Pedro se puso en pie.
—Señor, si eres tú, mándame que vaya hacia ti andando sobre el agua.
Por un momento pensé que Cefas había enloquecido. Aquella petición  carecía de toda lógica. Pero el Señor sonrió, le invitó a acercarse y, en medio de la tormenta, Pedro aprendió a caminar sobre el mar.
Al recordar este pasaje pienso en esas personas que quizá sienten que Jesús les llama a seguirle más de cerca, que les invita a vivir una nueva aventura llena de riesgos, contra toda lógica humana. ¿Cómo podrán estar seguros de que, en efecto, es el Señor quien les habla y no un fantasma de su fantasía?
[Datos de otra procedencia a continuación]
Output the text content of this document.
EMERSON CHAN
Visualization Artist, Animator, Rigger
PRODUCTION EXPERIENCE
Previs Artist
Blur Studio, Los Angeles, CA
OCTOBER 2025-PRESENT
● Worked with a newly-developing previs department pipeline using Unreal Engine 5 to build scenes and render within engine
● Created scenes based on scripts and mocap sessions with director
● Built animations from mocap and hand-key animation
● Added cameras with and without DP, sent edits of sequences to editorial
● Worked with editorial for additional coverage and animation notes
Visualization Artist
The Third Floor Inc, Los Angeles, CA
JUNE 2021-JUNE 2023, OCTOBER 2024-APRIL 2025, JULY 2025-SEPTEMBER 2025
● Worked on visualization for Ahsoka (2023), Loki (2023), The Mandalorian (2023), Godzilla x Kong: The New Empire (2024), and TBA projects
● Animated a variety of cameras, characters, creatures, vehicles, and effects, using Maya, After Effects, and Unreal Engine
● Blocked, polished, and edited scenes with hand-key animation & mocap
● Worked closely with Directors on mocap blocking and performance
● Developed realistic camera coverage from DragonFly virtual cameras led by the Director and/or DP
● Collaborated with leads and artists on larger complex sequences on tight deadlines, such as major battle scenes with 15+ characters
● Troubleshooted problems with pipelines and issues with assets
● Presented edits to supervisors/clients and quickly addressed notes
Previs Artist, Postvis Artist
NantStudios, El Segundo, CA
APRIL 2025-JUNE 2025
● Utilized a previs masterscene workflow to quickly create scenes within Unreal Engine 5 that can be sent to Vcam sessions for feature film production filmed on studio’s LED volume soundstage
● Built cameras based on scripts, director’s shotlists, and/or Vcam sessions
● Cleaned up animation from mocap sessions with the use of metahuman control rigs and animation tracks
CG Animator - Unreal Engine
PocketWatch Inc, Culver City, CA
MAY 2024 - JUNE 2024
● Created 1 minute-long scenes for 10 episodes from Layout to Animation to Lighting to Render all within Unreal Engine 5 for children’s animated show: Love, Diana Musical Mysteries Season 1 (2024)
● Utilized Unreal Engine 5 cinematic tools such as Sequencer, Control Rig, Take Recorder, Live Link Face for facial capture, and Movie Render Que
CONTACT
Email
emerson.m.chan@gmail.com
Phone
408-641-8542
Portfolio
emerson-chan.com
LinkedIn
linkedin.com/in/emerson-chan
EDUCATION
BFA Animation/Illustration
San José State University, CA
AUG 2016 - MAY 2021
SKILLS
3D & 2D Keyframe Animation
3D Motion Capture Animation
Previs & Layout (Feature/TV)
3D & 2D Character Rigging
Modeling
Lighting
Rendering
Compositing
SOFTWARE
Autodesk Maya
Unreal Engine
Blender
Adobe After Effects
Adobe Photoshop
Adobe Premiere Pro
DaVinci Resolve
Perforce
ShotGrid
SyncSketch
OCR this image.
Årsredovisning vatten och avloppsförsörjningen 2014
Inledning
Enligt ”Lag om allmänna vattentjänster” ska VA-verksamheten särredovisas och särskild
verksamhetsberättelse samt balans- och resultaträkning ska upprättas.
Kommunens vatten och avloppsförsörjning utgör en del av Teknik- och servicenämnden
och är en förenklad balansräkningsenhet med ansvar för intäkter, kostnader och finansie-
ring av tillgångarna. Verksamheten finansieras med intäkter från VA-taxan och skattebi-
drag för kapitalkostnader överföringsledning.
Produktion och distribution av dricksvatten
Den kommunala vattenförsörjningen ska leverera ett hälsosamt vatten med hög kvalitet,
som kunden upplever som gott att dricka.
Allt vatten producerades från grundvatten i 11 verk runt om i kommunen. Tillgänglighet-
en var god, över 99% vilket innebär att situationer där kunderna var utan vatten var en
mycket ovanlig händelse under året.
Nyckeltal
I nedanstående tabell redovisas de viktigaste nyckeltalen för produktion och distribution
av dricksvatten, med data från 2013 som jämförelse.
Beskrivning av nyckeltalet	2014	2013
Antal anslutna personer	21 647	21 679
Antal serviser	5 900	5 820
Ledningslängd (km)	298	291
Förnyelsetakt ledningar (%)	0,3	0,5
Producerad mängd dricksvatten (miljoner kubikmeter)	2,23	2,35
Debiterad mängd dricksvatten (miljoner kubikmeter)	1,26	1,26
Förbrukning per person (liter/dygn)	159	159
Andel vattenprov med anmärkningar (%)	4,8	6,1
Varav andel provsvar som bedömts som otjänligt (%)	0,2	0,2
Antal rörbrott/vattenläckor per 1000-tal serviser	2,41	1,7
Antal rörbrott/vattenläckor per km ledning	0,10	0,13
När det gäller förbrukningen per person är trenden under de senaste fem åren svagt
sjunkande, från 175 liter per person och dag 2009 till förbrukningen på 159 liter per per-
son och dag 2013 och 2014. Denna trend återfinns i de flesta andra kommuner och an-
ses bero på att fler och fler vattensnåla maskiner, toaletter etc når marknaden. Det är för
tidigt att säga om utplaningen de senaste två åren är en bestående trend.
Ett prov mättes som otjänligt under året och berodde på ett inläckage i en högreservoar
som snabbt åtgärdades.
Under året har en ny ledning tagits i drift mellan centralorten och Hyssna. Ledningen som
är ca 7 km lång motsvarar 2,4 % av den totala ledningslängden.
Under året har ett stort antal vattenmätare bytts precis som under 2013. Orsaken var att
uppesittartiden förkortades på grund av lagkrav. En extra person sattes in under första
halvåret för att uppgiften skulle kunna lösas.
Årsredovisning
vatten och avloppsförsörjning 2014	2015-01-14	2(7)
Yo les aconsejaría que utilicen la lógica de Pedro:
—Señor, pídeme que camine sobre las aguas, que no me refugie en mi comodidad o en mi egoísmo. No me tranquilices diciendo que ya hago bastante; ¡pídeme más! Así sabré que eres tú quien me llama, porque sólo tú puedes exigir tales locuras. Y, cuando dé los primeros pasos sobre el mar, perderé el miedo a los fantasmones que traten de hacerme regresar al puerto de partida.
Y si a mitad de camino, me vuelvo razonable y comienzo a hundirme entre las olas, sé que tú me tenderás la mano como hiciste con San Pedro, me llamarás cobarde y volveré a marchar contigo sobre las aguas.